Bánh bao bánh vạc (also called white rose dumplings) are a regional specialty of Vietnamese cuisine unique to Hội An. The rice paper is translucent and wrapped to resemble a flower shape (the origin of the name "white rose"). It is said to be made with water from a certain well in Hội An, hence this dumpling is not found anywhere else. The filling is prepared with a mix of shrimp, mushrooms, bean sprouts and spring onions. The dough is made by mixing rice flour with water and pounding the mixture in a mortar, and its preparation of the dough is rumored to be a family secret. The full meal bánh bao bánh vạc consists of seven bao style dumplings filled with shrimp paste, and three shell-shaped vac dumplings filled with shredded vegetables. The finished dish is topped with fried shallots and served with nước mắm chấm (sweetened fish sauce flavored with sugar, chillis, garlic and lime).

==Origins==

The dish is said to have origins rooted in Chinese cuisine. Brought to Vietnam by the Hoa (Vietnamese of Chinese descent), the presentation of the dish is unique to Hội An where it is prepared by a single Chinese-Hoianese family.

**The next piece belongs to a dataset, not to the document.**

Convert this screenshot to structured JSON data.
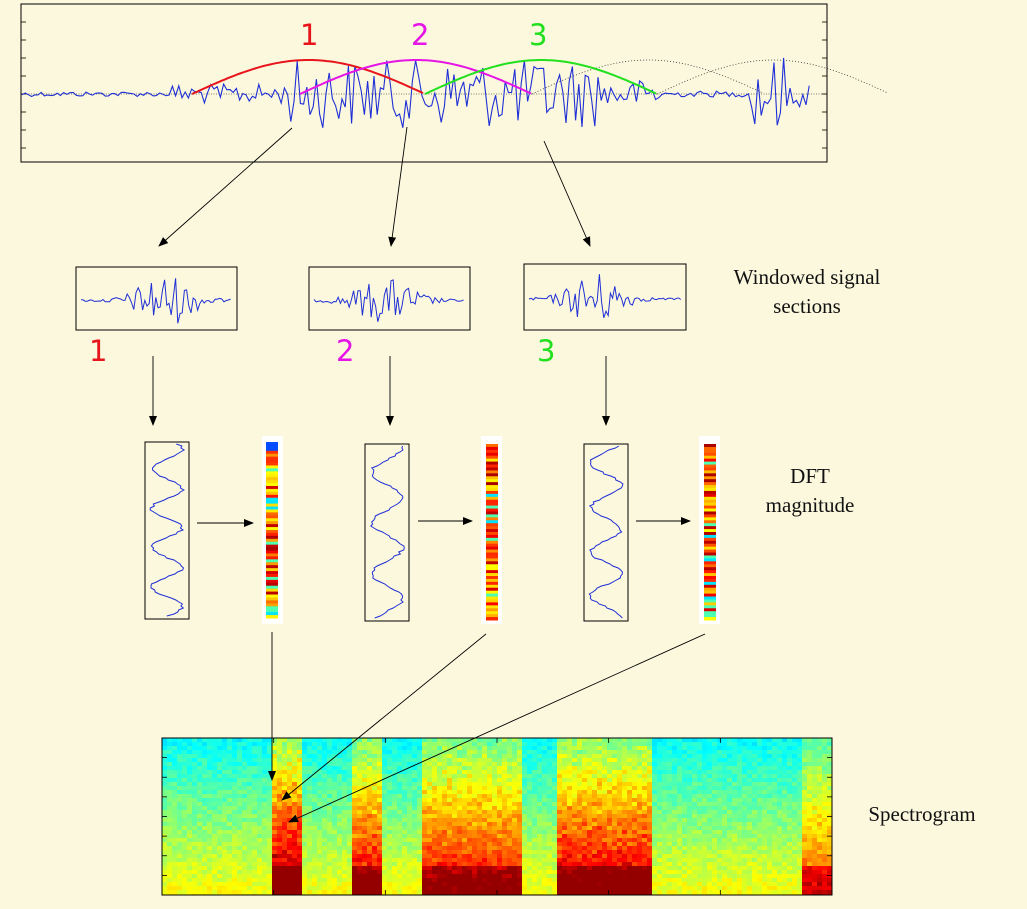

The name "White Rose" dates back to the 1990s when it was coined by a French tourist to describe the appearance. It has since become the standard term used for the dish in the West.

==Customs==
The dish is mostly served at restaurants that cater to tourists. When asked, local Hoianese have described the dish as "too expensive" and Chinese in origin. The dish is considered symbolic of the new identity of Hoianese-Chinese because it has not retained its distinct regional Chinese aspects (association with the regional Cantonese cuisine, Fukienese cuisine, Hainanese cuisine, etc.). Instead, it is associated with a general Hoianese-Chinese identity which has emerged as Chinese communities from different regions of China have assimilated into the Vietnamese culture, intermarried and adopted the Vietnamese language.